Dejo mis manos quietas y contengo la respiración.

¿Será un no definitivo?

«Ay, no, sé optimista».

Estoy por retroceder cuando esa voz regresa.

—Acabo de leer su currículo. No tiene experiencia laboral en ningún aspecto y, por lo que veo a través de la cámara —la busco con los ojos abiertos de par en par—, no me parece que pueda soportar el puesto.

Observo la cámara y me enserio, aunque trato de ladear un poco la cabeza para que no logre apreciar el moretón.

—Puedo demostrarle que está equivocado.

—¿De verdad? —A pesar de que su voz es seria, es fácil identificar la diversión en ella.

Y me arriesgo:

—Estoy dispuesto a demostrárselo con un día laboral no remunerado, y puede ser hoy.

—De acuerdo. Adelante.

Dejo de clavarme las uñas en las palmas y me adentro en la propiedad en cuanto el portón se abre. Se cierra con un chasquido fuerte a mis espaldas, y esto me ayuda a darme ánimos mientras hago ejercicios de respiración. Me enderezo, cuadro los hombros y camino con decisión.

La casa, digo, hacienda, mansión, lo que sea, está a varios metros de distancia, que recorro en un pestañeo. Si no me muevo rápido, el nerviosismo me alcanzará y me matará primero.

Freno en seco al ver a un hombre deteniéndose en el último escalón del porche.

Falló mi idea de que todos los vaqueros son corpulentos, bronceados, con barbas y de aspecto rudo. Este, definitivamente, es todo lo contrario. Alto y de corte atlético, sí, pero pálido, sin barba, con el cabello negro atado en una cola baja y vestido como si le temiera al sol: capas y capas de ropa negra.

«Como si viviera en un funeral perpetuo».

Reanudo mi marcha y me detengo frente a él con el mentón en alto.

Me permito escrutarlo un poco más, y sí parece un fantasma. De ojos negros, profundos y tormentosos, facciones níveas pero masculinas, y mucho, cejas no tan pobladas, nariz recta, labios un poco llenos y mirada afilada. Calculo que me gana por veinte centímetros y se le nota que se ejercita a diario, pero no ostenta de músculos inflados, como esperaba.

Le sonrío al volver a sus ojos y le extiendo mi mano.

Arquea una ceja.

—Un gusto, señor Jensen. —Espero a que la estreche, y ya el brazo empieza a dolerme.

—Ivo.

—¿Perdón?

Resopla.

—Ivo Jensen. Solo Ivo.

—Oh —bajo la mano y la aprieto contra mi costado—, entonces, un gusto, Ivo.

Asiente y entrecierra un poco la mirada.

—Espero que me des una buena demostración, Abel. —Me mira de pies a cabeza, deteniéndose por unos segundos en la parte violácea de mi pómulo, la cual roza el párpado inferior, antes de pasar por mi lado—. Sígueme.

Me trago la irritación, agradecida al mismo tiempo de que no reparara tanto en el moretón, y obedezco.

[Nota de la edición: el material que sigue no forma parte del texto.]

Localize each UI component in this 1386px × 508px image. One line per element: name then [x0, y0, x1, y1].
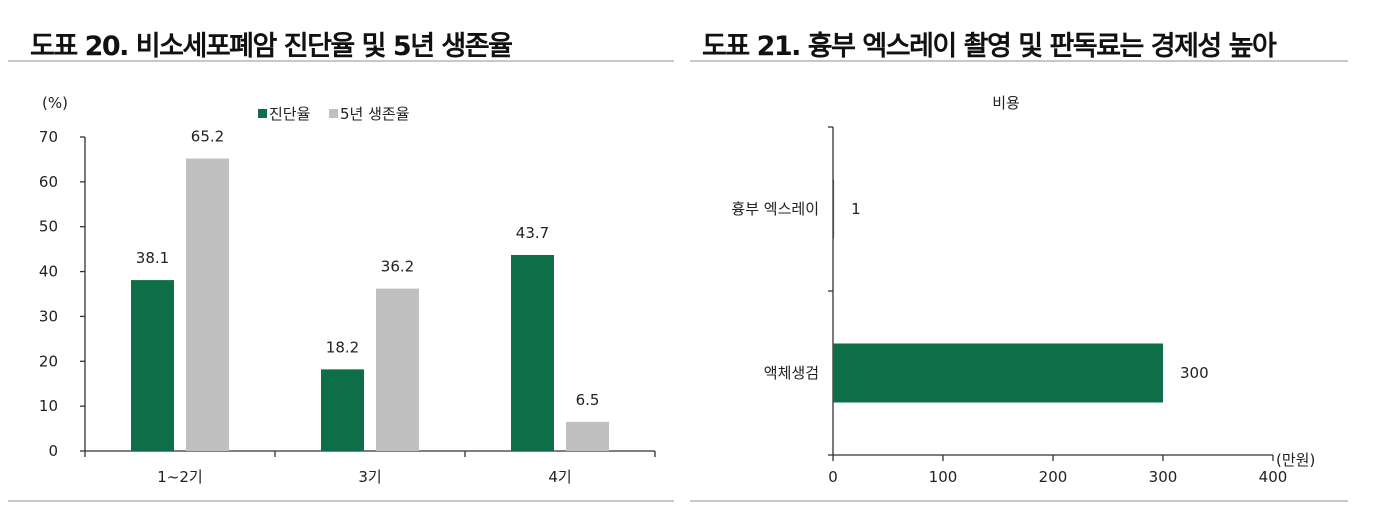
- divider: [8, 60, 674, 62]
- bar-survival: [566, 421, 609, 451]
- legend-label: 진단율: [269, 105, 310, 123]
- chart-panel-left: 도표 20. 비소세포폐암 진단율 및 5년 생존율 0 10 20 30 40 50 60…: [0, 0, 680, 508]
- divider: [690, 500, 1348, 502]
- bar-diagnosis: [321, 369, 364, 451]
- chart-title: 도표 21. 흉부 엑스레이 촬영 및 판독료는 경제성 높아: [702, 31, 1277, 62]
- bar-chart: 0 10 20 30 40 50 60 70 (%) 1~2기 38.1 65.2 3기 18.2 36.2…: [39, 94, 656, 486]
- bar-diagnosis: [131, 280, 174, 451]
- chart-panel-right: 도표 21. 흉부 엑스레이 촬영 및 판독료는 경제성 높아 비용 0 100 20…: [690, 0, 1386, 508]
- divider: [8, 500, 674, 502]
- legend-label: 비용: [992, 94, 1020, 112]
- data-label: 6.5: [576, 391, 600, 409]
- bar-diagnosis: [511, 254, 554, 451]
- y-tick-label: 20: [39, 352, 58, 370]
- legend-swatch: [258, 109, 267, 118]
- legend-swatch: [329, 109, 338, 118]
- y-tick-label: 50: [39, 218, 58, 236]
- bar: [833, 179, 835, 239]
- data-label: 43.7: [516, 224, 549, 242]
- x-tick-label: 100: [929, 468, 958, 486]
- chart-title: 도표 20. 비소세포폐암 진단율 및 5년 생존율: [30, 31, 513, 62]
- category-label: 액체생검: [764, 364, 819, 382]
- data-label: 1: [851, 200, 861, 218]
- y-tick-label: 10: [39, 397, 58, 415]
- bar-survival: [186, 158, 229, 451]
- x-tick-label: 400: [1259, 468, 1288, 486]
- horizontal-bar-chart: 비용 0 100 200 300 400(만원) 흉부 엑스레이 1 액체생검 300: [731, 94, 1315, 486]
- divider: [690, 60, 1348, 62]
- x-tick-label: 1~2기: [157, 468, 202, 486]
- data-label: 18.2: [326, 338, 359, 356]
- x-tick-label: 3기: [358, 468, 381, 486]
- data-label: 300: [1180, 364, 1209, 382]
- category-label: 흉부 엑스레이: [731, 200, 819, 218]
- bar-survival: [376, 288, 419, 451]
- x-tick-label: 0: [828, 468, 838, 486]
- data-label: 65.2: [191, 128, 224, 146]
- x-axis-unit: (만원): [1276, 451, 1315, 469]
- data-label: 38.1: [136, 249, 169, 267]
- bar: [833, 343, 1163, 403]
- y-axis-label: (%): [42, 94, 68, 112]
- data-label: 36.2: [381, 258, 414, 276]
- y-tick-label: 60: [39, 173, 58, 191]
- y-tick-label: 70: [39, 128, 58, 146]
- x-tick-label: 4기: [548, 468, 571, 486]
- y-tick-label: 30: [39, 307, 58, 325]
- x-tick-label: 200: [1039, 468, 1068, 486]
- y-tick-label: 40: [39, 263, 58, 281]
- y-tick-label: 0: [48, 442, 58, 460]
- x-tick-label: 300: [1149, 468, 1178, 486]
- legend-label: 5년 생존율: [340, 105, 410, 123]
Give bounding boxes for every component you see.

Eso sí, camino a cinco pasos de él por si mi presencia le estorba mucho.

—Este trabajo se basa más que todo en la limpieza y el cuidado de los caballos, así como de las vacas. —Hace un gesto con la cabeza hacia la izquierda, y me fijo en esa dirección, donde está la caballeriza—. Cambiarles el heno, el agua, lavarles los recintos, estar pendiente de sus necesidades, sacarlos a correr, no permitir que salten las vallas, entre otras labores. Lo más importante es que serás el ayudante del encargado, de su adiestrador y cuidador.

Asiento para mí, aunque les temo un poco a los caballos y no quiero tener un segundo jefe malhumorado.

—Solo te encargarás de esa zona. Para lo demás tengo asignados a vaqueros que se encargan de pastorear al ganado, llevarlos y traerlos de más partes del terreno. —Ahora señala las montañas que se ven a lo lejos. Me quedo boquiabierta—. Quizá puedas tener la oportunidad de unírteles para aprender de su oficio, aunque es más cansino.

Nos detenemos en las caballerizas y se gira.